2.21. alla ritenuta applicabilità del CAD consegue la legittimità della notifica di una copia analogica conforme ad un documento informatico;

2.22. ai sensi dell’art. 23 del CAD “le copie su supporto analogico di documento informatico, anche sottoscritto con firma elettronica avanzata, qualificata o digitale hanno la stessa efficacia probatoria dell’originale da cui sono tratte se la loro conformità all’originale in tutte le sue componenti è attestata da un pubblico ufficiale a ciò autorizzato”;

2.23. nella specie risulta incontestato, e comunque provato, che l’atto impositivo notificato in copia cartacea presentava l’attestazione di conformità all’originale e tanto è sufficiente a dimostrare l’avvenuta sottoscrizione dell’atto ed a conferirgli un valore probatorio equiparato all’originale informatico (in tema di sentenze sottoscritte digitalmente, cfr.
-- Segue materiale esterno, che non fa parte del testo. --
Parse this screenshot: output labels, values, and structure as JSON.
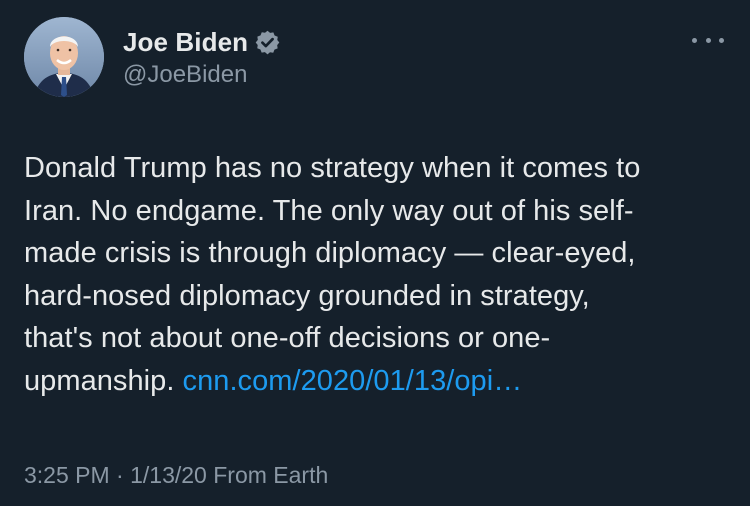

Cass. n. 15074 del 2017);

2.24. non sussistendo alcun indispensabile o necessario collegamento tra documento informatico e notifica a mezzo PEC, nulla impedisce che una copia analogica di un documento informatico conforme all’originale venga notificata secondo le regole ordinarie della notifica a mezzo posta;

2.25. occorre ribadire che la possibilità di una notifica a mezzo PEC per gli atti impositivi è stata introdotta solo a decorrere dall’1 luglio 2017, a seguito dell’aggiunta del comma 6 all’art. 60 del d.P.R. n. 600 del 1973 ad opera dell’art. 7-quater, comma 6, del d.l. n. 193 del 2016;

2.26. l’Agenzia ricorrente, non potendo utilizzare la notifica a mezzo PEC prima di tale data, ha correttamente proceduto alla notifica ordinaria di una copia analogica dell’atto informatico, munita della prescritta attestazione di conformità;

2.27. inoltre, risulta agli atti che l’atto sia comunque giunto della sfera di conoscibilità del destinatario, trovando pertanto applicazione il principio consolidato secondo cui, ai sensi dell’art. 156, terzo comma 3, c.p.c., ove l’atto, malgrado l’irritualità della notifica, sia venuto a conoscenza del destinatario, la nullità non può essere dichiarata per il raggiungimento dello scopo (cfr. ex multis Cass. SU n. 7665 del 2016; n. 27561 e n. 24568 del 2018);

3. sulla scorta di quanto sin qui illustrato, il ricorso va accolto e la sentenza impugnata va cassata con rinvio alla Corte di giustizia tributaria di secondo grado della Lombardia, in diversa composizione, che procederà all’esame delle questioni rimaste assorbite ed anche alla liquidazione delle spese del presente giudizio di legittimità

 

P.Q.M.

La Corte accoglie il ricorso nei termini di cui in motivazione; cassa la sentenza impugnata e rinvia alla Corte di Giustizia Tributaria di secondo grado della Lombardia in diversa composizione, cui demanda di pronunciare anche sulle spese del giudizio di legittimità.

Così deciso in Roma, nella camera di consiglio, tenutasi in modalità da remoto, della Corte di Cassazione, Sezione Tributaria, in data 11 aprile 2024.

Depositato in Cancelleria il 22 aprile 2024.